Machine learning how to do the Tuning/learning Machine

Source: Internet
Author: User

It's really a job to get me off the floor.

Adjusted for a half-day, training day, the results of what is not the time is really desperate ...

This article summed up his own thinking about the adjustment and some common parameters of adjustments, I hope to help.

If there are some statements or understandings in this article, you are welcome to criticize the great God.

Before we actually adjust the parameters, let's figure out two things:

1. What is the purpose of the argument?
2. What is the specific thing of the modulation.

First question:
The ultimate goal of the tuning is to make the model after the training more accurate, a step closer to the program is to make the loss function (for example, the loss in SSDs) as small as possible (since the model quality trained by the training set can only be detected by a validation set during training).
Therefore, the parameter can be considered as a multivariate function optimization problem.

Second question:
Before we answer the second question, we'll introduce a concept, a super parameter.
"Super parameter"
The parameters of the values are artificially set before the model begins the learning process, rather than by training the parameter data (such as B, W) in the normal sense.
These parameters define the concept of a higher level of the model (model complexity, learning capability, etc.).
You cannot learn directly from the data in the Standard Model training process, you need to define it in advance.
You can decide by setting different values, training different models, and choosing better test values.

Number or depth of the tree, learning rate, hidden layer of deep neural network, number of clusters in K-means clustering ...

So now, maybe everyone has a little bit of the heart, we want to tune the parameters, mainly this "super parameter."

"Adjusting parameters commonly used in deep learning"
1. Learning Rate (learning rate)
The adjustment of learning rate should be a very common operation. Generally with the increase in the number of iterations, when the loss is not going to suspend the training model, and then the learning rate adjusted to the original 1/10 before continuing the training.
The reason is that the gradient in the process of learning rate can be seen as the length of the descent process, assuming that your step is very big can cross the valley directly on the opposite side of the mountain, it is difficult to get the local optimal solution. At this point, reducing the step size will increase your chances of going to the ground.

2. About the cross fitting
By using the methods of drop out, batch normalization and data argument, the generalization ability of the model can be adjusted by adjusting the probability of each neuron being discarded in drop out.

3. Number of network layers
In general, the more network layers, the better the performance (including sensitivity, convergence, etc.) of the model (which is one of the reasons why deep neural networks have been so hot lately). Correspondingly, the demand for computational power will be higher.

Moreover, the more the number of layers, the more the number of neurons, the higher the probability of the fitting.

What about this.

Use the various methods in 2 to prevent fitting.


Batch_size can be appropriately increased, but this method may have an impact on the performance of the computer (when the batch_size is tuned to the original twice times on this machine: about 24 to 48, the machine is already jammed ...). )。

Batch_size increase to a certain time, can achieve the best in the Times;
Batch_size increase to some time, can achieve the final convergence accuracy of the optimal.

Reference: The adjusting parameters commonly used in depth learning
Reference: What skills are there in depth learning and tuning?

Contact Us

The content source of this page is from Internet, which doesn't represent Alibaba Cloud's opinion; products and services mentioned on that page don't have any relationship with Alibaba Cloud. If the content of the page makes you feel confusing, please write us an email, we will handle the problem within 5 days after receiving your email.

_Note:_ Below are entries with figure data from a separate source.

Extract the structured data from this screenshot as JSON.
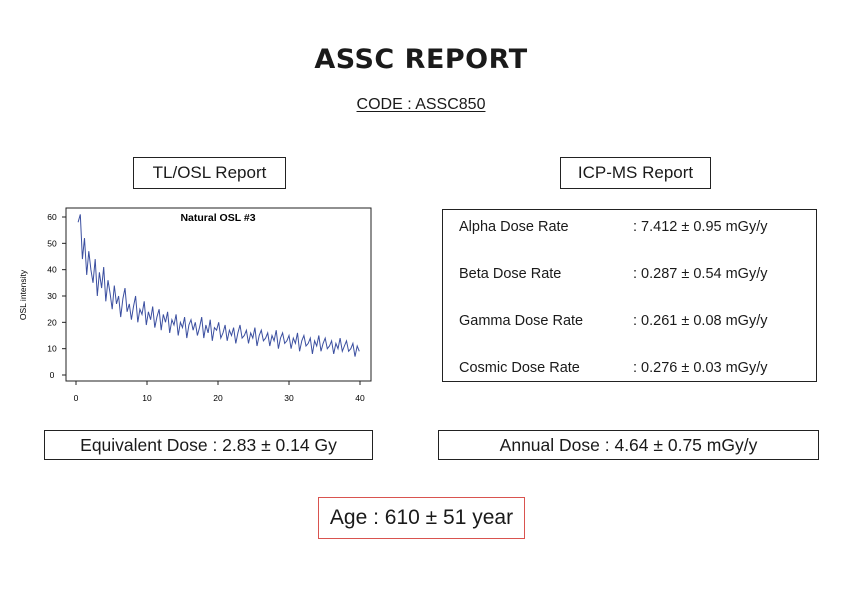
{
  "report": {
    "title": "ASSC REPORT",
    "code": "CODE : ASSC850"
  },
  "tl_osl": {
    "label": "TL/OSL Report",
    "equivalent_dose": "Equivalent Dose : 2.83 ± 0.14 Gy"
  },
  "icp_ms": {
    "label": "ICP-MS Report",
    "rows": [
      {
        "label": "Alpha Dose Rate",
        "value": ": 7.412 ± 0.95 mGy/y"
      },
      {
        "label": "Beta Dose Rate",
        "value": ": 0.287 ± 0.54 mGy/y"
      },
      {
        "label": "Gamma Dose Rate",
        "value": ": 0.261 ± 0.08 mGy/y"
      },
      {
        "label": "Cosmic Dose Rate",
        "value": ": 0.276 ± 0.03 mGy/y"
      }
    ],
    "annual_dose": "Annual Dose : 4.64 ± 0.75 mGy/y"
  },
  "age": "Age : 610 ± 51 year",
  "colors": {
    "line": "#3b4fa0",
    "age_border": "#d9534f"
  },
  "chart_data": {
    "type": "line",
    "title": "Natural OSL #3",
    "xlabel": "",
    "ylabel": "OSL intensity",
    "xlim": [
      0,
      40
    ],
    "ylim": [
      0,
      62
    ],
    "x_ticks": [
      0,
      10,
      20,
      30,
      40
    ],
    "y_ticks": [
      0,
      10,
      20,
      30,
      40,
      50,
      60
    ],
    "grid": false,
    "series": [
      {
        "x": [
          0.3,
          0.6,
          0.9,
          1.2,
          1.5,
          1.8,
          2.1,
          2.4,
          2.7,
          3.0,
          3.3,
          3.6,
          3.9,
          4.2,
          4.5,
          4.8,
          5.1,
          5.4,
          5.7,
          6.0,
          6.3,
          6.6,
          6.9,
          7.2,
          7.5,
          7.8,
          8.1,
          8.4,
          8.7,
          9.0,
          9.3,
          9.6,
          9.9,
          10.2,
          10.5,
          10.8,
          11.1,
          11.4,
          11.7,
          12.0,
          12.3,
          12.6,
          12.9,
          13.2,
          13.5,
          13.8,
          14.1,
          14.4,
          14.7,
          15.0,
          15.3,
          15.6,
          15.9,
          16.2,
          16.5,
          16.8,
          17.1,
          17.4,
          17.7,
          18.0,
          18.3,
          18.6,
          18.9,
          19.2,
          19.5,
          19.8,
          20.1,
          20.4,
          20.7,
          21.0,
          21.3,
          21.6,
          21.9,
          22.2,
          22.5,
          22.8,
          23.1,
          23.4,
          23.7,
          24.0,
          24.3,
          24.6,
          24.9,
          25.2,
          25.5,
          25.8,
          26.1,
          26.4,
          26.7,
          27.0,
          27.3,
          27.6,
          27.9,
          28.2,
          28.5,
          28.8,
          29.1,
          29.4,
          29.7,
          30.0,
          30.3,
          30.6,
          30.9,
          31.2,
          31.5,
          31.8,
          32.1,
          32.4,
          32.7,
          33.0,
          33.3,
          33.6,
          33.9,
          34.2,
          34.5,
          34.8,
          35.1,
          35.4,
          35.7,
          36.0,
          36.3,
          36.6,
          36.9,
          37.2,
          37.5,
          37.8,
          38.1,
          38.4,
          38.7,
          39.0,
          39.3,
          39.6,
          39.9
        ],
        "y": [
          58,
          61,
          44,
          52,
          38,
          47,
          40,
          35,
          44,
          30,
          39,
          33,
          41,
          28,
          36,
          31,
          25,
          34,
          27,
          30,
          22,
          29,
          33,
          24,
          27,
          21,
          26,
          30,
          20,
          25,
          23,
          28,
          19,
          24,
          21,
          26,
          18,
          22,
          25,
          17,
          23,
          20,
          24,
          16,
          21,
          19,
          23,
          15,
          20,
          18,
          22,
          14,
          19,
          21,
          17,
          20,
          15,
          18,
          22,
          14,
          19,
          16,
          21,
          13,
          18,
          17,
          20,
          14,
          16,
          19,
          13,
          17,
          15,
          18,
          12,
          16,
          19,
          14,
          15,
          17,
          12,
          16,
          14,
          18,
          11,
          15,
          17,
          13,
          14,
          16,
          11,
          15,
          13,
          17,
          10,
          14,
          16,
          12,
          13,
          15,
          10,
          14,
          12,
          16,
          9,
          13,
          15,
          11,
          12,
          14,
          8,
          13,
          11,
          15,
          9,
          12,
          14,
          10,
          11,
          13,
          8,
          12,
          10,
          14,
          9,
          11,
          13,
          9,
          10,
          12,
          7,
          11,
          9
        ]
      }
    ]
  }
}
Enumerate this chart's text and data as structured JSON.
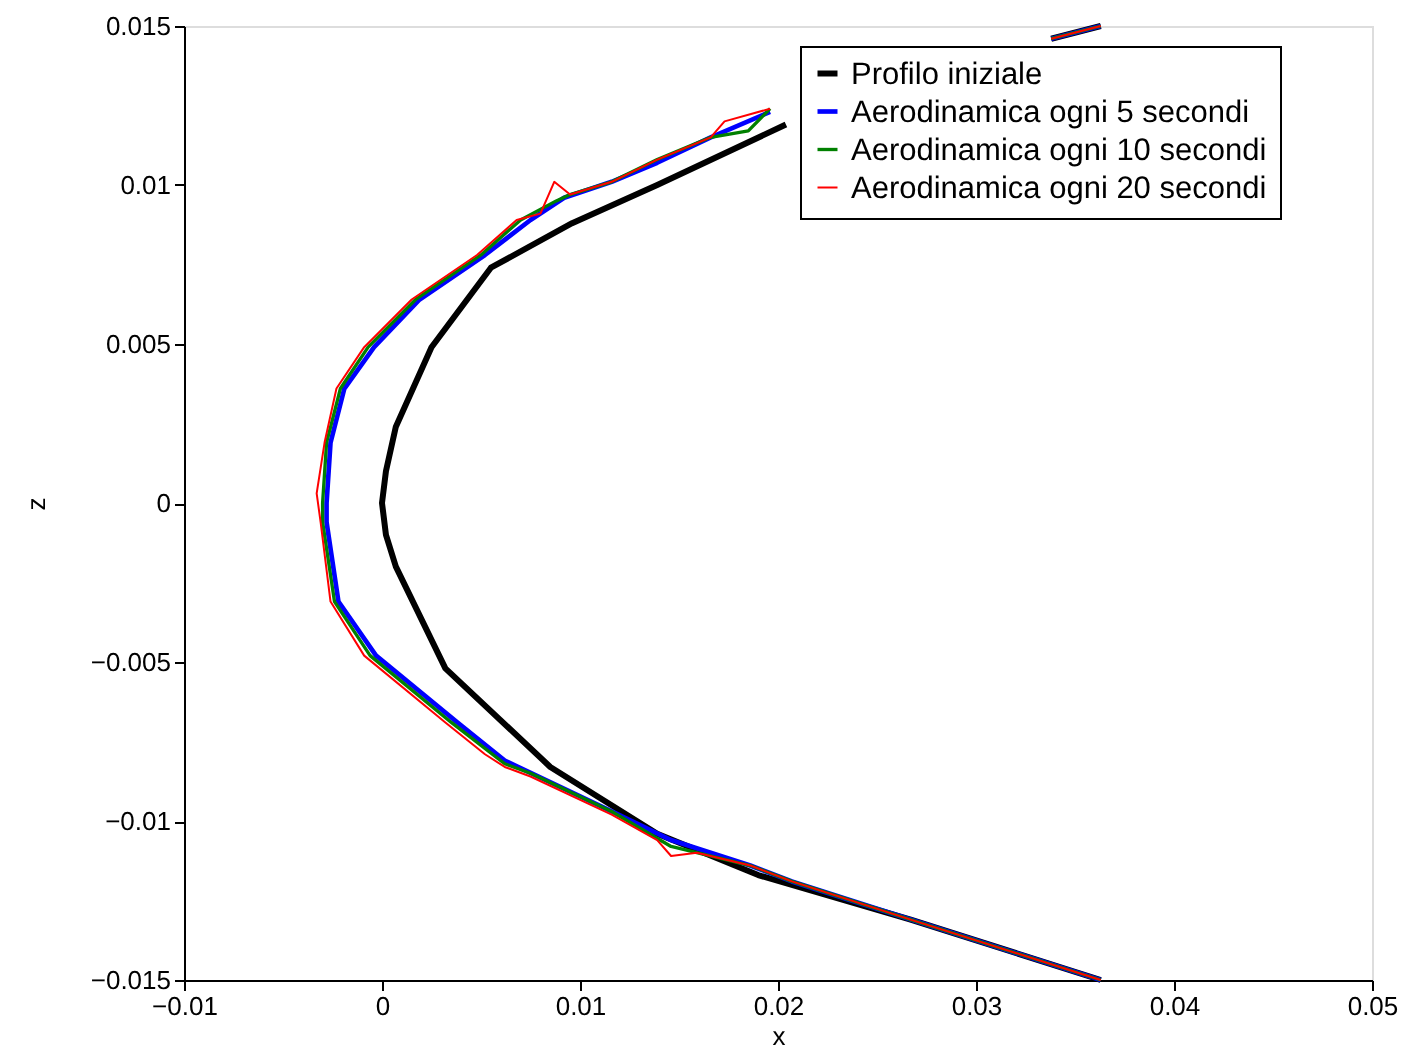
{
  "chart_data": {
    "type": "line",
    "xlabel": "x",
    "ylabel": "z",
    "xlim": [
      -0.01,
      0.05
    ],
    "ylim": [
      -0.015,
      0.015
    ],
    "xticks": [
      -0.01,
      0,
      0.01,
      0.02,
      0.03,
      0.04,
      0.05
    ],
    "yticks": [
      -0.015,
      -0.01,
      -0.005,
      0,
      0.005,
      0.01,
      0.015
    ],
    "grid": false,
    "legend": "top right",
    "line_style": "solid",
    "marker": "none",
    "series": [
      {
        "name": "Profilo iniziale",
        "color": "#000000",
        "x": [
          0.0363,
          0.0267,
          0.019,
          0.0139,
          0.0085,
          0.0032,
          0.0007,
          0.0002,
          0,
          0.0002,
          0.0007,
          0.0025,
          0.0055,
          0.0096,
          0.0139,
          0.0204,
          0.0275,
          0.0338,
          0.0363
        ],
        "values": [
          -0.015,
          -0.0131,
          -0.0117,
          -0.0104,
          -0.0083,
          -0.0052,
          -0.002,
          -0.001,
          0,
          0.001,
          0.0024,
          0.0049,
          0.0074,
          0.0088,
          0.01,
          0.0119,
          null,
          0.0146,
          0.015
        ]
      },
      {
        "name": "Aerodinamica ogni 5 secondi",
        "color": "#0000ff",
        "x": [
          0.0363,
          0.0267,
          0.0207,
          0.0186,
          0.0146,
          0.0116,
          0.0062,
          0.0038,
          -0.0003,
          -0.0022,
          -0.0028,
          -0.0028,
          -0.0026,
          -0.0019,
          -0.0004,
          0.0019,
          0.0052,
          0.0075,
          0.0092,
          0.0116,
          0.0139,
          0.0166,
          0.0196,
          0.025,
          0.0338,
          0.0363
        ],
        "values": [
          -0.015,
          -0.0131,
          -0.0119,
          -0.0114,
          -0.0106,
          -0.0097,
          -0.0081,
          -0.0069,
          -0.0048,
          -0.0031,
          -0.0006,
          0,
          0.0019,
          0.0036,
          0.0049,
          0.0064,
          0.0078,
          0.0089,
          0.0096,
          0.0101,
          0.0107,
          0.0115,
          0.0123,
          null,
          0.0146,
          0.015
        ]
      },
      {
        "name": "Aerodinamica ogni 10 secondi",
        "color": "#008000",
        "x": [
          0.0363,
          0.0267,
          0.0207,
          0.0186,
          0.0146,
          0.0116,
          0.0075,
          0.0062,
          0.0035,
          -0.0006,
          -0.0024,
          -0.003,
          -0.003,
          -0.0028,
          -0.0021,
          -0.0007,
          0.0017,
          0.005,
          0.007,
          0.0088,
          0.0095,
          0.0116,
          0.0139,
          0.0166,
          0.0185,
          0.0196,
          0.025,
          0.0338,
          0.0363
        ],
        "values": [
          -0.015,
          -0.0131,
          -0.0119,
          -0.0114,
          -0.0108,
          -0.0097,
          -0.0085,
          -0.0082,
          -0.0069,
          -0.0048,
          -0.0031,
          -0.0006,
          0,
          0.0019,
          0.0036,
          0.0049,
          0.0064,
          0.0078,
          0.0089,
          0.0095,
          0.0097,
          0.0101,
          0.0108,
          0.0115,
          0.0117,
          0.0124,
          null,
          0.0146,
          0.015
        ]
      },
      {
        "name": "Aerodinamica ogni 20 secondi",
        "color": "#ff0000",
        "x": [
          0.0363,
          0.0267,
          0.0207,
          0.0186,
          0.0159,
          0.0146,
          0.0139,
          0.0116,
          0.0075,
          0.0062,
          0.0052,
          0.0032,
          -0.0009,
          -0.0026,
          -0.0031,
          -0.0033,
          -0.0029,
          -0.0023,
          -0.0009,
          0.0015,
          0.0048,
          0.0068,
          0.008,
          0.0087,
          0.0095,
          0.0116,
          0.0139,
          0.0166,
          0.0173,
          0.0196,
          0.025,
          0.0338,
          0.0363
        ],
        "values": [
          -0.015,
          -0.0131,
          -0.0119,
          -0.0114,
          -0.011,
          -0.0111,
          -0.0106,
          -0.0098,
          -0.0086,
          -0.0083,
          -0.0079,
          -0.0069,
          -0.0048,
          -0.0031,
          -0.0006,
          0.0003,
          0.0019,
          0.0036,
          0.0049,
          0.0064,
          0.0078,
          0.0089,
          0.0091,
          0.0101,
          0.0097,
          0.0101,
          0.0108,
          0.0115,
          0.012,
          0.0124,
          null,
          0.0146,
          0.015
        ]
      }
    ]
  }
}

If you find any instances of plagiarism from the community, please send an email to: and provide relevant evidence. A staff member will contact you within 5 working days.

A Free Trial That Lets You Build Big!

Start building with 50+ products and up to 12 months usage for Elastic Compute Service

  • Sales Support

    1 on 1 presale consultation

  • After-Sales Support

    24/7 Technical Support 6 Free Tickets per Quarter Faster Response

  • Alibaba Cloud offers highly flexible support services tailored to meet your exact needs.